We know that sum of interior angles of a transverse of is equal to ${180^0}$
So $\angle DAB + \angle CBA = {180^0}$ ------(i)
Now $AP$ and $BP$ are the transversal of the $\angle DAB$ and $\angle CBA$ respectively.
So $\dfrac{1}{2}\angle DAB = \angle PAB$ and $\dfrac{1}{2}\angle CBA = \angle PBA$
Putting these values in equation (i)
$2\angle PAB + 2\angle PBA = {180^0}$
$\angle PAB + \angle PBA = \dfrac{{180}}{2} = {90^0}$
$\angle PAB + \angle PBA = {90^0}$ --------(ii)
$P$ is the interesting point of $AP$ and $BP$. So $ABP$ is a triangle.
Sum of internal angle of triangle = ${180^0}$ .

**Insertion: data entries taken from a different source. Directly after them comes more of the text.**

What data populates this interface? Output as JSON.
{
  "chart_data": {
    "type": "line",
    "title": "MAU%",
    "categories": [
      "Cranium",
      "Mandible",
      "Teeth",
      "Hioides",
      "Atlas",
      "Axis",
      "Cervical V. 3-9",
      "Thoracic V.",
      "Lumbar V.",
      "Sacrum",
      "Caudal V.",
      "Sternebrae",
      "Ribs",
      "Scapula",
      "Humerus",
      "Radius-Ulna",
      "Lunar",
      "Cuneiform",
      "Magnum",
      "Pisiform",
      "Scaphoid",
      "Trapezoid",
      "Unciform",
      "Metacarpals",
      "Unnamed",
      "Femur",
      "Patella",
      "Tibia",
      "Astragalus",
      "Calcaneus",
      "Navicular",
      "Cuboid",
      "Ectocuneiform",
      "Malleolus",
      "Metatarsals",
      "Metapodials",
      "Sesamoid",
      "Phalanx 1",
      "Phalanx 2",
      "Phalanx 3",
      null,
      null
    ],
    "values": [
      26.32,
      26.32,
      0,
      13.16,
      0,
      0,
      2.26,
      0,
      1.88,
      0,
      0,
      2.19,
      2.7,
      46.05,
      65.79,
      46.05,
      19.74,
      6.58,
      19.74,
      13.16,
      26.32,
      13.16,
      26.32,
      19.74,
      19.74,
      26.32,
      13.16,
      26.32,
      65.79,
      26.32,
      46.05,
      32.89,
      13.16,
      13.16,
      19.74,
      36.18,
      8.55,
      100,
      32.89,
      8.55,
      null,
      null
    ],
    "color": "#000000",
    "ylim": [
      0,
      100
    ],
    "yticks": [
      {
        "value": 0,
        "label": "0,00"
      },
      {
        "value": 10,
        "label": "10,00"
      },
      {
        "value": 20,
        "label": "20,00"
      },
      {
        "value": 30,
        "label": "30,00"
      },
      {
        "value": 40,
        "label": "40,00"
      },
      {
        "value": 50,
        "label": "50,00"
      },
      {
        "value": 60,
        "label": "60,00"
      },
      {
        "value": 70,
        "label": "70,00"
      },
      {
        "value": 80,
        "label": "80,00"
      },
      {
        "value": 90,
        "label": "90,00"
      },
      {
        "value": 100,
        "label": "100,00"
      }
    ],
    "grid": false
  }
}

Therefore $\angle PAB + \angle PBA + \angle ABP = {180^0}$
${90^0} + \angle ABP = {180^0}$
$\angle ABP = {180^0} - {90^0}$
$\angle ABP = {90^0}$

Hence we have proved.

Note: In Euclidean geometry, parallelogram is simple quadrilaterals, which have two parts of parallel sides. The opposite sides of the parallelogram are of equal length and the opposite angles of parallelogram are of equal measure.
There are some properties of parallelograms.
The consecutive angles of the parallelograms are supplementary. This means the sum of consecutive angles of the parallelogram is equal to ${180^0}$ .
Diagonal of the parallelograms bisects each other.
Each diagonal of the parallelograms separates it into two congruent triangles.